Tandem repeats derived from centromeric retrotransposons
Department of Molecular Biosciences and Bioengineering, University of Hawai‘i at Mānoa, Agricultural Science Building Rm 218, 1955 East–West Road, Honolulu, HI 96822, USA
BMC Genomics 2013, 14:142 doi:10.1186/1471-2164-14-142Published: 4 March 2013
Tandem repeats are ubiquitous and abundant in higher eukaryotic genomes and constitute, along with transposable elements, much of DNA underlying centromeres and other heterochromatic domains. In maize, centromeric satellite repeat (CentC) and centromeric retrotransposons (CR), a class of Ty3/gypsy retrotransposons, are enriched at centromeres. Some satellite repeats have homology to retrotransposons and several mechanisms have been proposed to explain the expansion, contraction as well as homogenization of tandem repeats. However, the origin and evolution of tandem repeat loci remain largely unknown.
CRM1TR and CRM4TR are novel tandem repeats that we show to be entirely derived from CR elements belonging to two different subfamilies, CRM1 and CRM4. Although these tandem repeats clearly originated in at least two separate events, they are derived from similar regions of their respective parent element, namely the long terminal repeat (LTR) and untranslated region (UTR). The 5’ ends of the monomer repeat units of CRM1TR and CRM4TR map to different locations within their respective LTRs, while their 3’ ends map to the same relative position within a conserved region of their UTRs. Based on the insertion times of heterologous retrotransposons that have inserted into these tandem repeats, amplification of the repeats is estimated to have begun at least ~4 (CRM1TR) and ~1 (CRM4TR) million years ago. Distinct CRM1TR sequence variants occupy the two CRM1TR loci, indicating that there is little or no movement of repeats between loci, even though they are separated by only ~1.4 Mb.

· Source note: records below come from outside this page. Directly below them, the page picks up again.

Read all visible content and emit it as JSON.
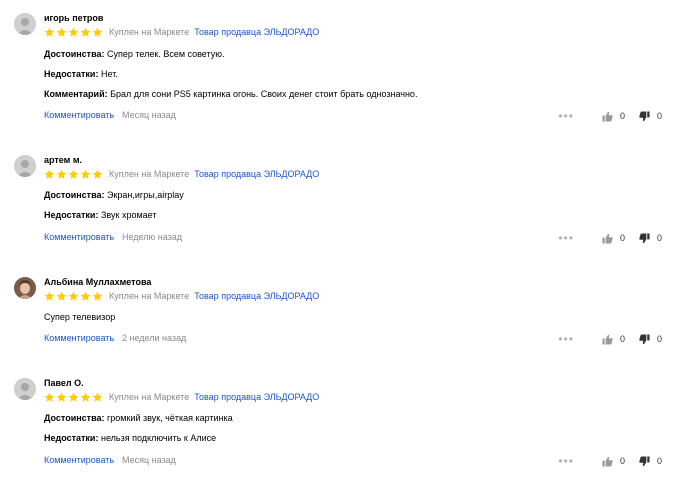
{
  "colors": {
    "star": "#ffcc00",
    "link": "#1a55c9",
    "muted": "#8a8a8a",
    "icon": "#9a9a9a"
  },
  "reviews": [
    {
      "author": "игорь петров",
      "rating": 5,
      "bought": "Куплен на Маркете",
      "seller": "Товар продавца ЭЛЬДОРАДО",
      "pros_label": "Достоинства:",
      "pros": "Супер телек. Всем советую.",
      "cons_label": "Недостатки:",
      "cons": "Нет.",
      "comment_label": "Комментарий:",
      "comment": "Брал для сони PS5 картинка огонь. Своих денег стоит брать однозначно.",
      "comment_link": "Комментировать",
      "time": "Месяц назад",
      "likes": "0",
      "dislikes": "0"
    },
    {
      "author": "артем м.",
      "rating": 5,
      "bought": "Куплен на Маркете",
      "seller": "Товар продавца ЭЛЬДОРАДО",
      "pros_label": "Достоинства:",
      "pros": "Экран,игры,airplay",
      "cons_label": "Недостатки:",
      "cons": "Звук хромает",
      "comment_link": "Комментировать",
      "time": "Неделю назад",
      "likes": "0",
      "dislikes": "0"
    },
    {
      "author": "Альбина Муллахметова",
      "rating": 5,
      "bought": "Куплен на Маркете",
      "seller": "Товар продавца ЭЛЬДОРАДО",
      "text": "Супер телевизор",
      "comment_link": "Комментировать",
      "time": "2 недели назад",
      "likes": "0",
      "dislikes": "0"
    },
    {
      "author": "Павел О.",
      "rating": 5,
      "bought": "Куплен на Маркете",
      "seller": "Товар продавца ЭЛЬДОРАДО",
      "pros_label": "Достоинства:",
      "pros": "громкий звук, чёткая картинка",
      "cons_label": "Недостатки:",
      "cons": "нельзя подключить к Алисе",
      "comment_link": "Комментировать",
      "time": "Месяц назад",
      "likes": "0",
      "dislikes": "0"
    }
  ]
}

The discovery of two novel retrotransposon derived tandem repeats supports the conclusions from earlier studies that retrotransposons can give rise to tandem repeats in eukaryotic genomes. Analysis of monomers from two different CRM1TR loci shows that gene conversion is the major cause of sequence variation. We propose that successive intrastrand deletions generated the initial repeat structure, and gene conversions increased the size of each tandem repeat locus.